Election group ponders absentees

A federal commission created to study issues related to voting is considering best practices for absentee voters overseas.

The Election Assistance Commission serves in an advisory capacity to policy-makers. At a regular business meeting this week, members discussed methods that states should use to make sure the votes of citizens living overseas are counted, including the transmission of ballots by fax or e-mail.

The primary consideration is making sure ballots get to and from voters in time, said commission member Paul DeGregorio. "The states have different rules of whether they will accept absentee ballots after Election Day," he said.

States should mail out absentee ballots no less than 45 days before Election Day, which will be this Saturday for the Nov. 2 election, he added. Many states mail them 30 days out, he said.

DeGregorio advocated using fax and e-mail to get ballots to and from voters.

Members of the military from Missouri and North Dakota who are stationed overseas already have the option of faxing or e-mailing their completed ballots back to their states, said Defense Department spokeswoman Lt. Col. Ellen Krenke.

But the method has created some privacy concerns.

The voters "would have to give up their anonymity," said Rebecca Mercuri, a computer scientist who has been active in the electronic voting controversy. "They are not casting an anonymous ballot. That opens up all kinds of issues of coercion."

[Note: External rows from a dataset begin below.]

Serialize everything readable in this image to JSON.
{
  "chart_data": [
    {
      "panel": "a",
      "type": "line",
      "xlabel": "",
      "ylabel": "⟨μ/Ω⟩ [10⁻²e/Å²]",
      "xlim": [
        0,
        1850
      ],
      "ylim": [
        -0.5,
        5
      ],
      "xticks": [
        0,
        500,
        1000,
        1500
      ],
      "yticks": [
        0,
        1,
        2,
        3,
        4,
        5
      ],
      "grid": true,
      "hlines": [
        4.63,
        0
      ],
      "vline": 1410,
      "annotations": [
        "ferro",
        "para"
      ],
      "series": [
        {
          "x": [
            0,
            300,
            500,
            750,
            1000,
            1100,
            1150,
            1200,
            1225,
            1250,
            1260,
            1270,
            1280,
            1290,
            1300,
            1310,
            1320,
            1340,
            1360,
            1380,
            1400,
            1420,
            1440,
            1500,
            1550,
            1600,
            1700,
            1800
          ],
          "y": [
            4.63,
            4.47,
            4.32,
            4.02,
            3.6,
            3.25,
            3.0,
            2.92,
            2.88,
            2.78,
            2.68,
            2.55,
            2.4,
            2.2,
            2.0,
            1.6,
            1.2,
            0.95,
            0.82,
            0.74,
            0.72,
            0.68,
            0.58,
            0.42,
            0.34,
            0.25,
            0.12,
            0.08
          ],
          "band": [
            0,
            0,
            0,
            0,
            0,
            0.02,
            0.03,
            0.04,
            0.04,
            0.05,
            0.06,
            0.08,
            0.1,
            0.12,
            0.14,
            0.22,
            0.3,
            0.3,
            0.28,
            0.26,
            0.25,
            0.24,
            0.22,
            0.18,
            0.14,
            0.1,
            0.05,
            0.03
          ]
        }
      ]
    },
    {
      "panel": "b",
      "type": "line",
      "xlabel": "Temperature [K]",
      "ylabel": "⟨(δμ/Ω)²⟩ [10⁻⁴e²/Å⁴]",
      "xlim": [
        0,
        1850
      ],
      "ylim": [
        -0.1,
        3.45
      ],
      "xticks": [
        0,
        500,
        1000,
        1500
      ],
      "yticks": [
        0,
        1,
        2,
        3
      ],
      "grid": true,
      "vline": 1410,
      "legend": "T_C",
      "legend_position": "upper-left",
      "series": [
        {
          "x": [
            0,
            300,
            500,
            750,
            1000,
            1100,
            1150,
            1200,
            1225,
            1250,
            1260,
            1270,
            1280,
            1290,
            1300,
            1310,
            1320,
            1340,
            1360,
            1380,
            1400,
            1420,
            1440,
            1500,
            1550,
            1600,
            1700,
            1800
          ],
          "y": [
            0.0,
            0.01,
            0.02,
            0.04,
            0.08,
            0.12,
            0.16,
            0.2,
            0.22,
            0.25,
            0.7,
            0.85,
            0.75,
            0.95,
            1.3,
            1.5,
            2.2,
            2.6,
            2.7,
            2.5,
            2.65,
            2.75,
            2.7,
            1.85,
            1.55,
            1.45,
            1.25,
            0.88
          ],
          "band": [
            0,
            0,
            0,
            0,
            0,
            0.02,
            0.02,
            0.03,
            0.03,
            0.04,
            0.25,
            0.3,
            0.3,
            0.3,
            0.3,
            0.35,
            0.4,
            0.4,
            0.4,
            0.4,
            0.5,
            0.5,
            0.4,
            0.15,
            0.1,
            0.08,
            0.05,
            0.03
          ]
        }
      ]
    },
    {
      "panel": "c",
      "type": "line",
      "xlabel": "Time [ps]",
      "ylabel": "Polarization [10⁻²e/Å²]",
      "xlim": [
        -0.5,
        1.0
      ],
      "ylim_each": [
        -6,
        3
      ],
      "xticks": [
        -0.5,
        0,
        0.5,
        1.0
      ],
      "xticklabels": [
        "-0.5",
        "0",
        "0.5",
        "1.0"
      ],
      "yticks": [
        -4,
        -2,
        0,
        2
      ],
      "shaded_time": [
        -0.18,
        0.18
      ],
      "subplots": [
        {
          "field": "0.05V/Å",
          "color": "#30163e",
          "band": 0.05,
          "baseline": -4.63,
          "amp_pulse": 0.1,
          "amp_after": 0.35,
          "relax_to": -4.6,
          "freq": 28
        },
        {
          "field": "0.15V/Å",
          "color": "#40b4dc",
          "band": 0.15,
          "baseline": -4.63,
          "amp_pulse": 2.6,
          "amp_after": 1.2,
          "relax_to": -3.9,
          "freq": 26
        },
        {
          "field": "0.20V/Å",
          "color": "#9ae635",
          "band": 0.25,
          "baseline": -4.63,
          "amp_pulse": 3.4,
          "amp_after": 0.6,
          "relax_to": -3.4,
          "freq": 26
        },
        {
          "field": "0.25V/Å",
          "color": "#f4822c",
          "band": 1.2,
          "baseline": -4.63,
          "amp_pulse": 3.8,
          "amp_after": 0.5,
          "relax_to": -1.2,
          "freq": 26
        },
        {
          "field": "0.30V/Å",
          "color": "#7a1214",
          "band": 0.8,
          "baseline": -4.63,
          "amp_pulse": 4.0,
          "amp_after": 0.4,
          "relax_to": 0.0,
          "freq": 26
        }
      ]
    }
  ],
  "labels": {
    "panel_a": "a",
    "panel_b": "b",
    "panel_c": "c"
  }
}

Missouri officials acknowledge the lack of privacy, said Terri Durdaller, communications director for the state.

"This is just an option," she said. "It's not mandated by law. If the military men and women are not comfortable with having their vote not be a secret ballot, they should not use this option."

State officials allowed the option in an August primary election and only about 10 people used it, she added.

"Military members from Missouri or North Dakota who choose to fax their completed ballots through the Electronic Transmission Service must sign a document stating that they understand that they waive their right to privacy when using this service," Krenke said.

DOD officials earlier halted a plan to allow voting via the Internet, citing security concerns.

At the Sept. 13 meeting, DeGregorio also emphasized the need to consider nonmilitary voters. "The DOD has taken some steps, but we must recognize that there are millions of other citizens overseas," he said.

Altogether, about 6 million voters are expected to vote by absentee ballot, said EAC Chairman DeForest Soaries.